Hi,
I just want to share an approach to do inference a la RIOT infer command
line but faster (i.e. using MapReduce).
I've done only limited testing, but it should work. It's quite simple and
it is just a map only job.
The driver is InferDriver.java [1] and the map function is InferMapper.java
[2]. Now, I am interested in what parts of OWL can be done in a similar way.
In comparison to other (very interesting) approaches (for example: [3]) this
is extremely simple, but its simplicity is a very big plus in practice.
It also satisfies a lot of use cases.
Next step is: how to I do the same when I receive a (typically small) update?
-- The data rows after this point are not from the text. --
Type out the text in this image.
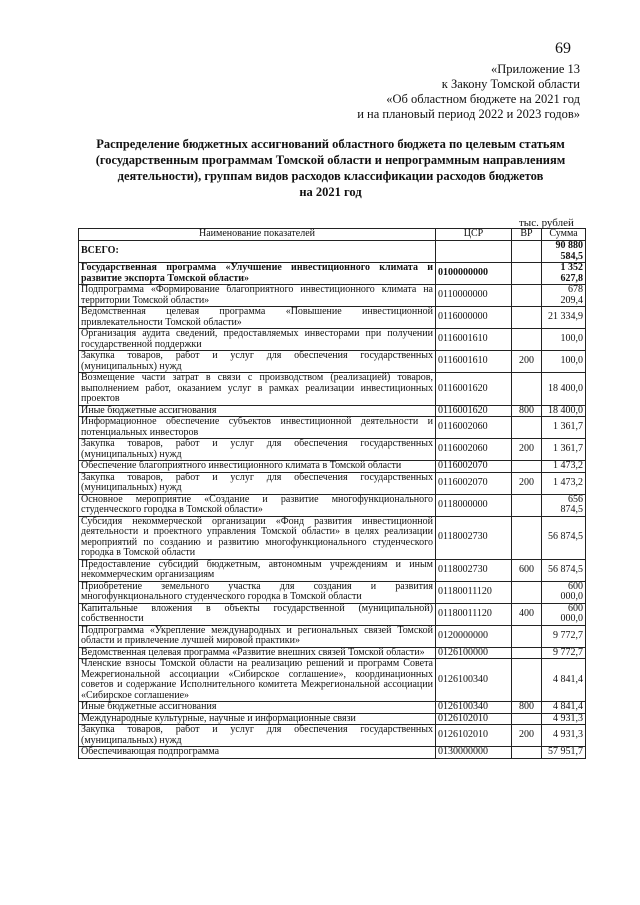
69
«Приложение 13
к Закону Томской области
«Об областном бюджете на 2021 год
и на плановый период 2022 и 2023 годов»
Распределение бюджетных ассигнований областного бюджета по целевым статьям
(государственным программам Томской области и непрограммным направлениям
деятельности), группам видов расходов классификации расходов бюджетов
на 2021 год
тыс. рублей
Наименование показателей	ЦСР	ВР	Сумма
ВСЕГО:			90 880 584,5
Государственная программа «Улучшение инвестиционного климата и развитие экспорта Томской области»	0100000000		1 352 627,8
Подпрограмма «Формирование благоприятного инвестиционного климата на территории Томской области»	0110000000		678 209,4
Ведомственная целевая программа «Повышение инвестиционной привлекательности Томской области»	0116000000		21 334,9
Организация аудита сведений, предоставляемых инвесторами при получении государственной поддержки	0116001610		100,0
Закупка товаров, работ и услуг для обеспечения государственных (муниципальных) нужд	0116001610	200	100,0
Возмещение части затрат в связи с производством (реализацией) товаров, выполнением работ, оказанием услуг в рамках реализации инвестиционных проектов	0116001620		18 400,0
Иные бюджетные ассигнования	0116001620	800	18 400,0
Информационное обеспечение субъектов инвестиционной деятельности и потенциальных инвесторов	0116002060		1 361,7
Закупка товаров, работ и услуг для обеспечения государственных (муниципальных) нужд	0116002060	200	1 361,7
Обеспечение благоприятного инвестиционного климата в Томской области	0116002070		1 473,2
Закупка товаров, работ и услуг для обеспечения государственных (муниципальных) нужд	0116002070	200	1 473,2
Основное мероприятие «Создание и развитие многофункционального студенческого городка в Томской области»	0118000000		656 874,5
Субсидия некоммерческой организации «Фонд развития инвестиционной деятельности и проектного управления Томской области» в целях реализации мероприятий по созданию и развитию многофункционального студенческого городка в Томской области	0118002730		56 874,5
Предоставление субсидий бюджетным, автономным учреждениям и иным некоммерческим организациям	0118002730	600	56 874,5
Приобретение земельного участка для создания и развития многофункционального студенческого городка в Томской области	01180011120		600 000,0
Капитальные вложения в объекты государственной (муниципальной) собственности	01180011120	400	600 000,0
Подпрограмма «Укрепление международных и региональных связей Томской области и привлечение лучшей мировой практики»	0120000000		9 772,7
Ведомственная целевая программа «Развитие внешних связей Томской области»	0126100000		9 772,7
Членские взносы Томской области на реализацию решений и программ Совета Межрегиональной ассоциации «Сибирское соглашение», координационных советов и содержание Исполнительного комитета Межрегиональной ассоциации «Сибирское соглашение»	0126100340		4 841,4
Иные бюджетные ассигнования	0126100340	800	4 841,4
Международные культурные, научные и информационные связи	0126102010		4 931,3
Закупка товаров, работ и услуг для обеспечения государственных (муниципальных) нужд	0126102010	200	4 931,3
Обеспечивающая подпрограмма	0130000000		57 951,7
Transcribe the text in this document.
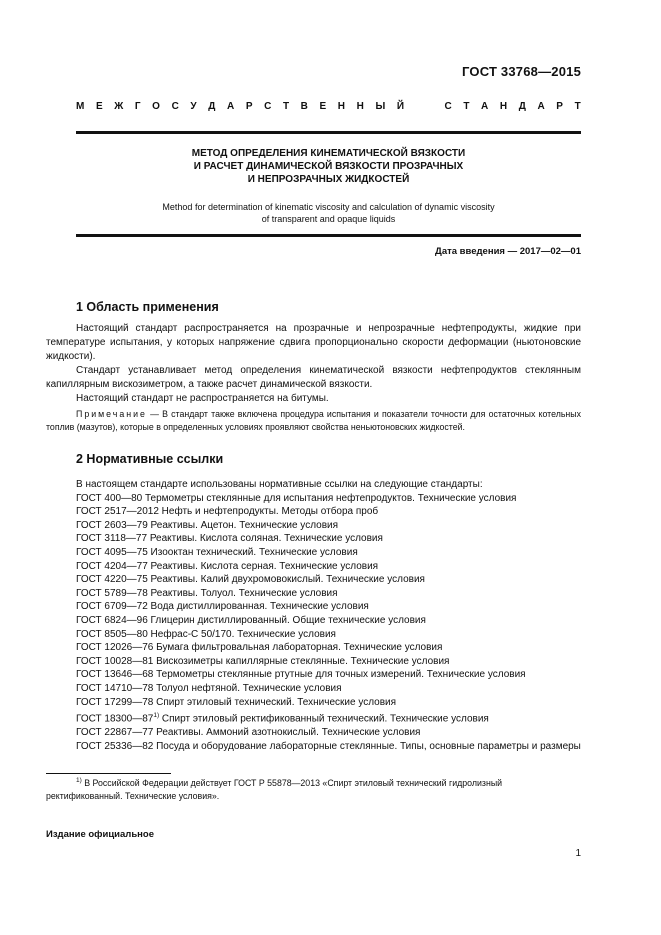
ГОСТ 33768—2015
М Е Ж Г О С У Д А Р С Т В Е Н Н Ы Й

	С Т А Н Д А Р Т
МЕТОД ОПРЕДЕЛЕНИЯ КИНЕМАТИЧЕСКОЙ ВЯЗКОСТИ
И РАСЧЕТ ДИНАМИЧЕСКОЙ ВЯЗКОСТИ ПРОЗРАЧНЫХ
И НЕПРОЗРАЧНЫХ ЖИДКОСТЕЙ
Method for determination of kinematic viscosity and calculation of dynamic viscosity
of transparent and opaque liquids
Дата введения — 2017—02—01
1 Область применения

Настоящий стандарт распространяется на прозрачные и непрозрачные нефтепродукты, жидкие при температуре испытания, у которых напряжение сдвига пропорционально скорости деформации (ньютоновские жидкости).

Стандарт устанавливает метод определения кинематической вязкости нефтепродуктов стеклянным капиллярным вискозиметром, а также расчет динамической вязкости.

Настоящий стандарт не распространяется на битумы.

Примечание — В стандарт также включена процедура испытания и показатели точности для остаточных котельных топлив (мазутов), которые в определенных условиях проявляют свойства неньютоновских жидкостей.

2 Нормативные ссылки
В настоящем стандарте использованы нормативные ссылки на следующие стандарты:
ГОСТ 400—80 Термометры стеклянные для испытания нефтепродуктов. Технические условия
ГОСТ 2517—2012 Нефть и нефтепродукты. Методы отбора проб
ГОСТ 2603—79 Реактивы. Ацетон. Технические условия
ГОСТ 3118—77 Реактивы. Кислота соляная. Технические условия
ГОСТ 4095—75 Изооктан технический. Технические условия
ГОСТ 4204—77 Реактивы. Кислота серная. Технические условия
ГОСТ 4220—75 Реактивы. Калий двухромовокислый. Технические условия
ГОСТ 5789—78 Реактивы. Толуол. Технические условия
ГОСТ 6709—72 Вода дистиллированная. Технические условия
ГОСТ 6824—96 Глицерин дистиллированный. Общие технические условия
ГОСТ 8505—80 Нефрас-С 50/170. Технические условия
ГОСТ 12026—76 Бумага фильтровальная лабораторная. Технические условия
ГОСТ 10028—81 Вискозиметры капиллярные стеклянные. Технические условия
ГОСТ 13646—68 Термометры стеклянные ртутные для точных измерений. Технические условия
ГОСТ 14710—78 Толуол нефтяной. Технические условия
ГОСТ 17299—78 Спирт этиловый технический. Технические условия
ГОСТ 18300—87$^{1)}$ Спирт этиловый ректификованный технический. Технические условия
ГОСТ 22867—77 Реактивы. Аммоний азотнокислый. Технические условия
ГОСТ 25336—82 Посуда и оборудование лабораторные стеклянные. Типы, основные параметры и размеры

$^{1)}$ В Российской Федерации действует ГОСТ Р 55878—2013 «Спирт этиловый технический гидролизный ректификованный. Технические условия».

Издание официальное
1
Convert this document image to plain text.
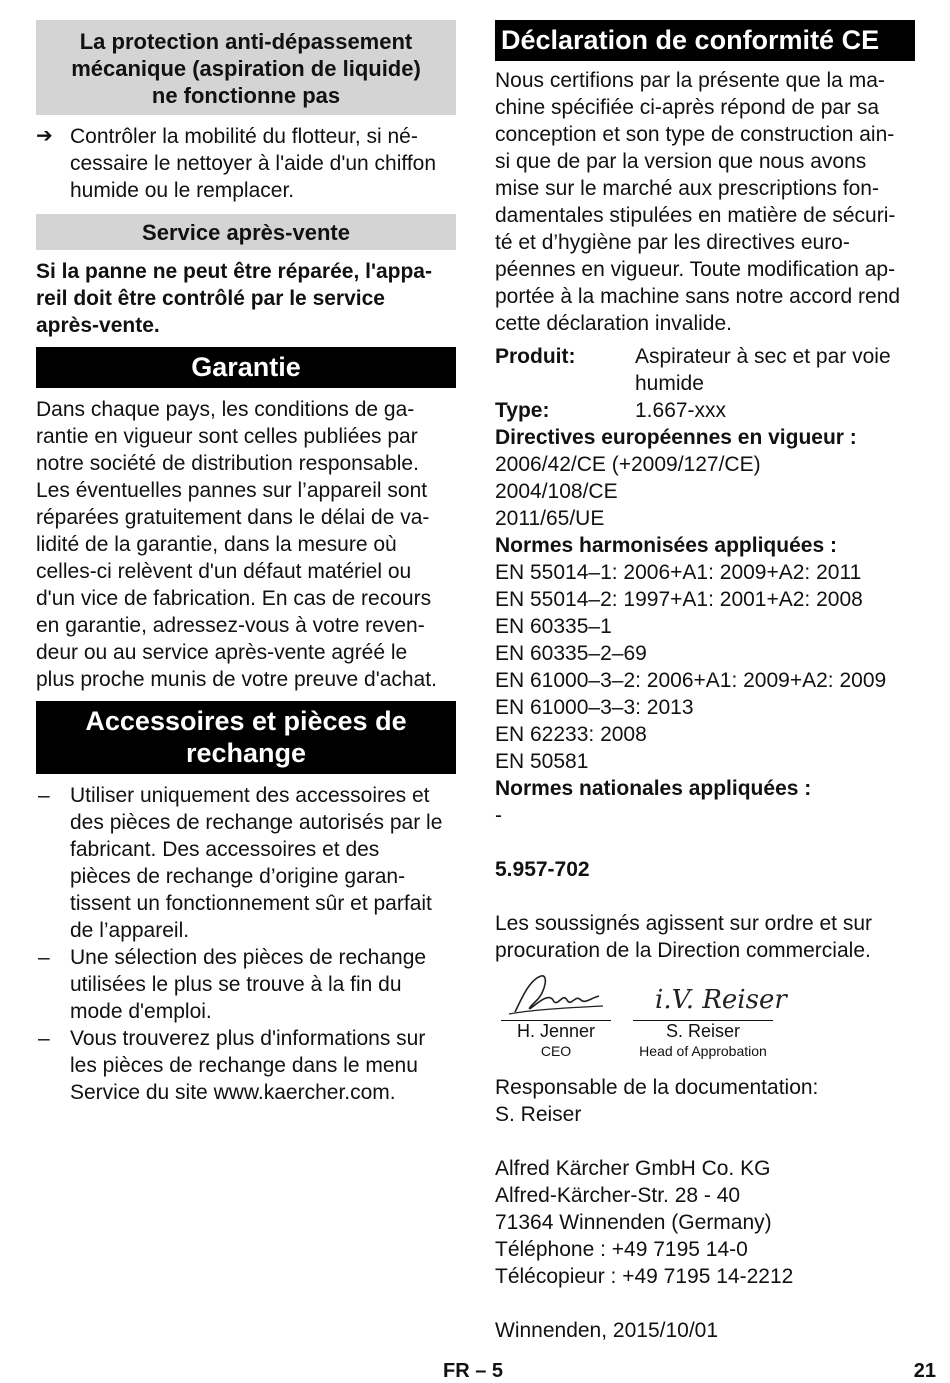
La protection anti-dépassement
mécanique (aspiration de liquide)
ne fonctionne pas
➔ Contrôler la mobilité du flotteur, si né-
cessaire le nettoyer à l'aide d'un chiffon
humide ou le remplacer.
Service après-vente
Si la panne ne peut être réparée, l'appa-
reil doit être contrôlé par le service
après-vente.
Garantie
Dans chaque pays, les conditions de ga-
rantie en vigueur sont celles publiées par
notre société de distribution responsable.
Les éventuelles pannes sur l’appareil sont
réparées gratuitement dans le délai de va-
lidité de la garantie, dans la mesure où
celles-ci relèvent d'un défaut matériel ou
d'un vice de fabrication. En cas de recours
en garantie, adressez-vous à votre reven-
deur ou au service après-vente agréé le
plus proche munis de votre preuve d'achat.
Accessoires et pièces de
rechange
– Utiliser uniquement des accessoires et
des pièces de rechange autorisés par le
fabricant. Des accessoires et des
pièces de rechange d’origine garan-
tissent un fonctionnement sûr et parfait
de l’appareil.
– Une sélection des pièces de rechange
utilisées le plus se trouve à la fin du
mode d'emploi.
– Vous trouverez plus d'informations sur
les pièces de rechange dans le menu
Service du site www.kaercher.com.
Déclaration de conformité CE
Nous certifions par la présente que la ma-
chine spécifiée ci-après répond de par sa
conception et son type de construction ain-
si que de par la version que nous avons
mise sur le marché aux prescriptions fon-
damentales stipulées en matière de sécuri-
té et d’hygiène par les directives euro-
péennes en vigueur. Toute modification ap-
portée à la machine sans notre accord rend
cette déclaration invalide.
Produit:	Aspirateur à sec et par voie
humide
Type:	1.667-xxx
Directives européennes en vigueur :
2006/42/CE (+2009/127/CE)
2004/108/CE
2011/65/UE
Normes harmonisées appliquées :
EN 55014–1: 2006+A1: 2009+A2: 2011
EN 55014–2: 1997+A1: 2001+A2: 2008
EN 60335–1
EN 60335–2–69
EN 61000–3–2: 2006+A1: 2009+A2: 2009
EN 61000–3–3: 2013
EN 62233: 2008
EN 50581
Normes nationales appliquées :
-
5.957-702
Les soussignés agissent sur ordre et sur
procuration de la Direction commerciale.
H. Jenner
CEO
i.V. Reiser
S. Reiser
Head of Approbation
Responsable de la documentation:
S. Reiser
Alfred Kärcher GmbH Co. KG
Alfred-Kärcher-Str. 28 - 40
71364 Winnenden (Germany)
Téléphone : +49 7195 14-0
Télécopieur : +49 7195 14-2212
Winnenden, 2015/10/01
FR – 5	21
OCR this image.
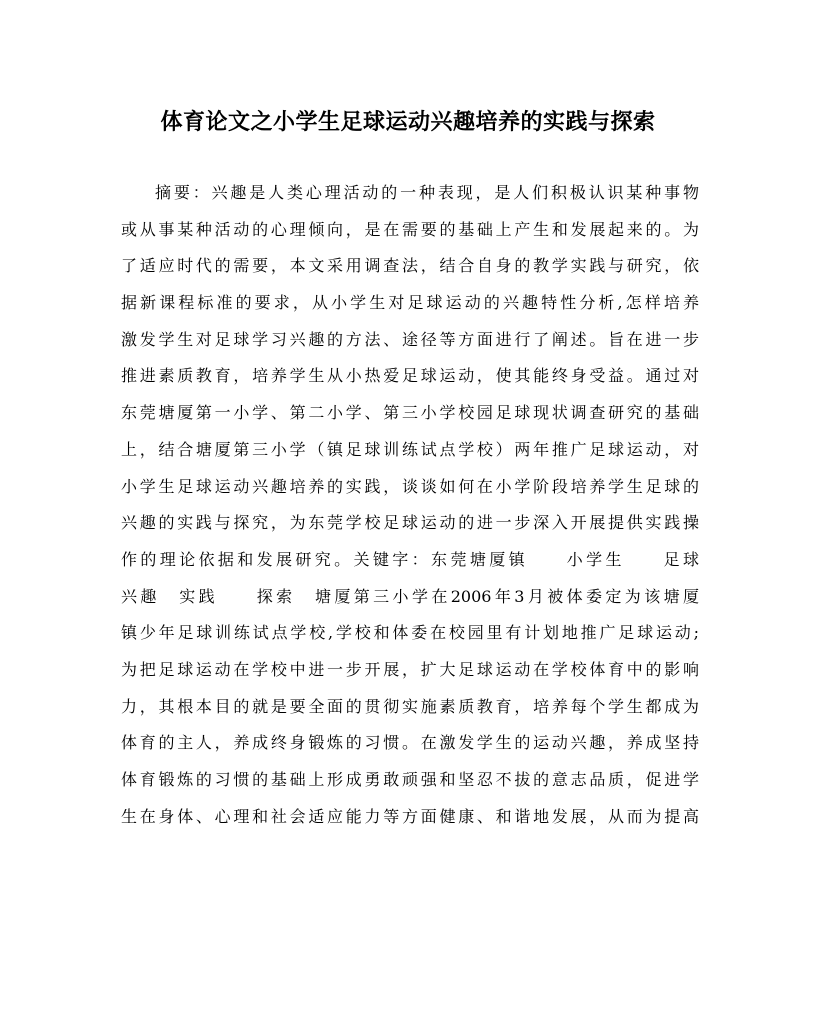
体育论文之小学生足球运动兴趣培养的实践与探索
摘要：兴趣是人类心理活动的一种表现，是人们积极认识某种事物
或从事某种活动的心理倾向，是在需要的基础上产生和发展起来的。为
了适应时代的需要，本文采用调查法，结合自身的教学实践与研究，依
据新课程标准的要求，从小学生对足球运动的兴趣特性分析,怎样培养
激发学生对足球学习兴趣的方法、途径等方面进行了阐述。旨在进一步
推进素质教育，培养学生从小热爱足球运动，使其能终身受益。通过对
东莞塘厦第一小学、第二小学、第三小学校园足球现状调查研究的基础
上，结合塘厦第三小学（镇足球训练试点学校）两年推广足球运动，对
小学生足球运动兴趣培养的实践，谈谈如何在小学阶段培养学生足球的
兴趣的实践与探究，为东莞学校足球运动的进一步深入开展提供实践操
作的理论依据和发展研究。关键字：东莞塘厦镇　　小学生　　足球
兴趣　实践　　探索　塘厦第三小学在2006年3月被体委定为该塘厦
镇少年足球训练试点学校,学校和体委在校园里有计划地推广足球运动;
为把足球运动在学校中进一步开展，扩大足球运动在学校体育中的影响
力，其根本目的就是要全面的贯彻实施素质教育，培养每个学生都成为
体育的主人，养成终身锻炼的习惯。在激发学生的运动兴趣，养成坚持
体育锻炼的习惯的基础上形成勇敢顽强和坚忍不拔的意志品质，促进学
生在身体、心理和社会适应能力等方面健康、和谐地发展，从而为提高
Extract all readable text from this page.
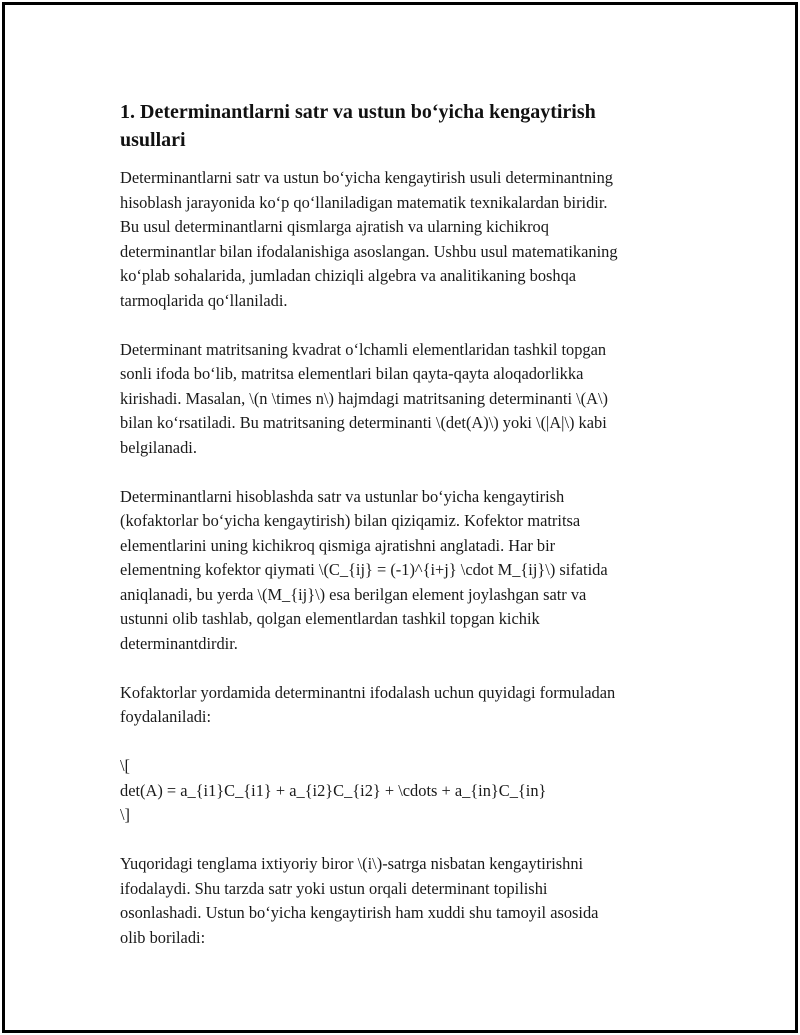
1. Determinantlarni satr va ustun bo‘yicha kengaytirish
usullari
Determinantlarni satr va ustun bo‘yicha kengaytirish usuli determinantning
hisoblash jarayonida ko‘p qo‘llaniladigan matematik texnikalardan biridir.
Bu usul determinantlarni qismlarga ajratish va ularning kichikroq
determinantlar bilan ifodalanishiga asoslangan. Ushbu usul matematikaning
ko‘plab sohalarida, jumladan chiziqli algebra va analitikaning boshqa
tarmoqlarida qo‘llaniladi.
Determinant matritsaning kvadrat o‘lchamli elementlaridan tashkil topgan
sonli ifoda bo‘lib, matritsa elementlari bilan qayta-qayta aloqadorlikka
kirishadi. Masalan, \(n \times n\) hajmdagi matritsaning determinanti \(A\)
bilan ko‘rsatiladi. Bu matritsaning determinanti \(det(A)\) yoki \(|A|\) kabi
belgilanadi.
Determinantlarni hisoblashda satr va ustunlar bo‘yicha kengaytirish
(kofaktorlar bo‘yicha kengaytirish) bilan qiziqamiz. Kofektor matritsa
elementlarini uning kichikroq qismiga ajratishni anglatadi. Har bir
elementning kofektor qiymati \(C_{ij} = (-1)^{i+j} \cdot M_{ij}\) sifatida
aniqlanadi, bu yerda \(M_{ij}\) esa berilgan element joylashgan satr va
ustunni olib tashlab, qolgan elementlardan tashkil topgan kichik
determinantdirdir.
Kofaktorlar yordamida determinantni ifodalash uchun quyidagi formuladan
foydalaniladi:
\[
det(A) = a_{i1}C_{i1} + a_{i2}C_{i2} + \cdots + a_{in}C_{in}
\]
Yuqoridagi tenglama ixtiyoriy biror \(i\)-satrga nisbatan kengaytirishni
ifodalaydi. Shu tarzda satr yoki ustun orqali determinant topilishi
osonlashadi. Ustun bo‘yicha kengaytirish ham xuddi shu tamoyil asosida
olib boriladi:
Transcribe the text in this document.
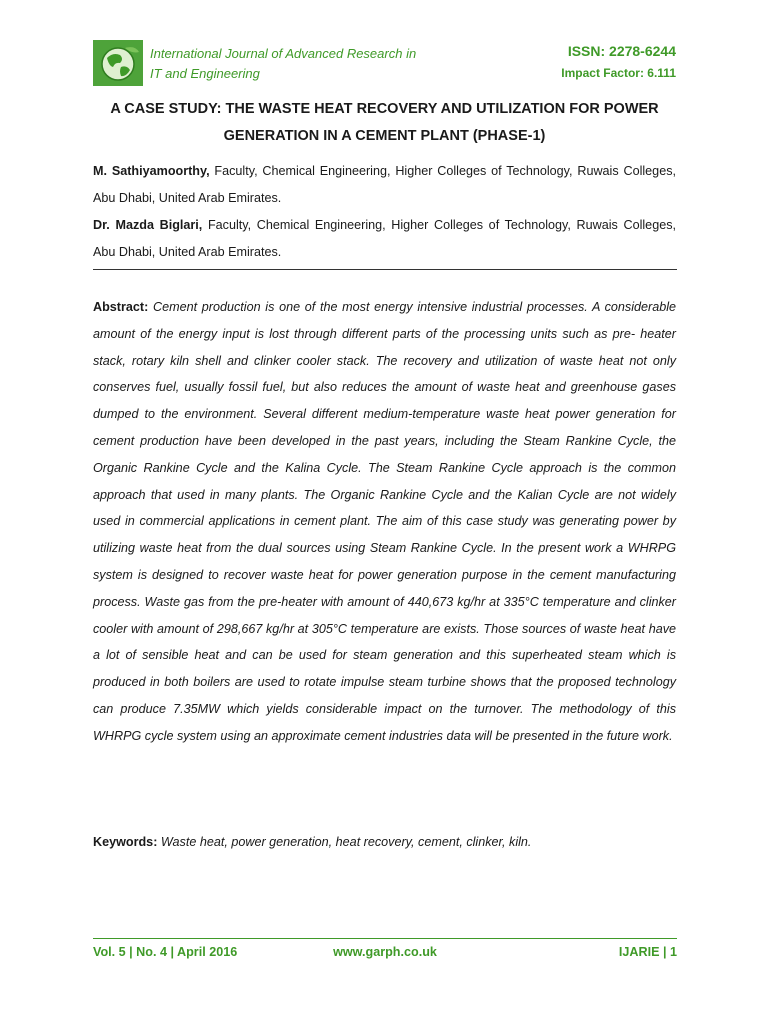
International Journal of Advanced Research in
IT and Engineering
ISSN: 2278-6244
Impact Factor: 6.111
A CASE STUDY: THE WASTE HEAT RECOVERY AND UTILIZATION FOR POWER
GENERATION IN A CEMENT PLANT (PHASE-1)
M. Sathiyamoorthy, Faculty, Chemical Engineering, Higher Colleges of Technology, Ruwais Colleges, Abu Dhabi, United Arab Emirates.
Dr. Mazda Biglari, Faculty, Chemical Engineering, Higher Colleges of Technology, Ruwais Colleges, Abu Dhabi, United Arab Emirates.
Abstract: Cement production is one of the most energy intensive industrial processes. A considerable amount of the energy input is lost through different parts of the processing units such as pre- heater stack, rotary kiln shell and clinker cooler stack. The recovery and utilization of waste heat not only conserves fuel, usually fossil fuel, but also reduces the amount of waste heat and greenhouse gases dumped to the environment. Several different medium-temperature waste heat power generation for cement production have been developed in the past years, including the Steam Rankine Cycle, the Organic Rankine Cycle and the Kalina Cycle. The Steam Rankine Cycle approach is the common approach that used in many plants. The Organic Rankine Cycle and the Kalian Cycle are not widely used in commercial applications in cement plant. The aim of this case study was generating power by utilizing waste heat from the dual sources using Steam Rankine Cycle. In the present work a WHRPG system is designed to recover waste heat for power generation purpose in the cement manufacturing process. Waste gas from the pre-heater with amount of 440,673 kg/hr at 335°C temperature and clinker cooler with amount of 298,667 kg/hr at 305°C temperature are exists. Those sources of waste heat have a lot of sensible heat and can be used for steam generation and this superheated steam which is produced in both boilers are used to rotate impulse steam turbine shows that the proposed technology can produce 7.35MW which yields considerable impact on the turnover. The methodology of this WHRPG cycle system using an approximate cement industries data will be presented in the future work.
Keywords: Waste heat, power generation, heat recovery, cement, clinker, kiln.
Vol. 5 | No. 4 | April 2016	www.garph.co.uk	IJARIE | 1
How to I intercept the update?
What if the update deletes stuff (with stuff 1) vocabulary data 2) instance
data)? 2) is what I think is more likely to happen in practice.
Cheers,
Paolo
PS:
I've been using Apache Whirr to test this and it works perfectly with small
Hadoop clusters (i.e. < 10 nodes). Unfortunately, I am having issues with
larger clusters (i.e. > 20 nodes) [4]. Apache Whirr just went out incubation
and it's a really great project, I really recommend you look at it if you
ever need to have an Hadoop cluster running on EC2. Whirr also is not limited
to Hadoop.
[1]
https://github.com/castagna/tdbloader3/blob/master/src/main/java/org/apache/jena/tdbloader3/InferDriver.java
[2]
https://github.com/castagna/tdbloader3/blob/master/src/main/java/org/apache/jena/tdbloader3/InferMapper.java
[3] http://www.few.vu.nl/~jui200/webpie.html
[4] http://markmail.org/thread/tseifrs7y3kiebih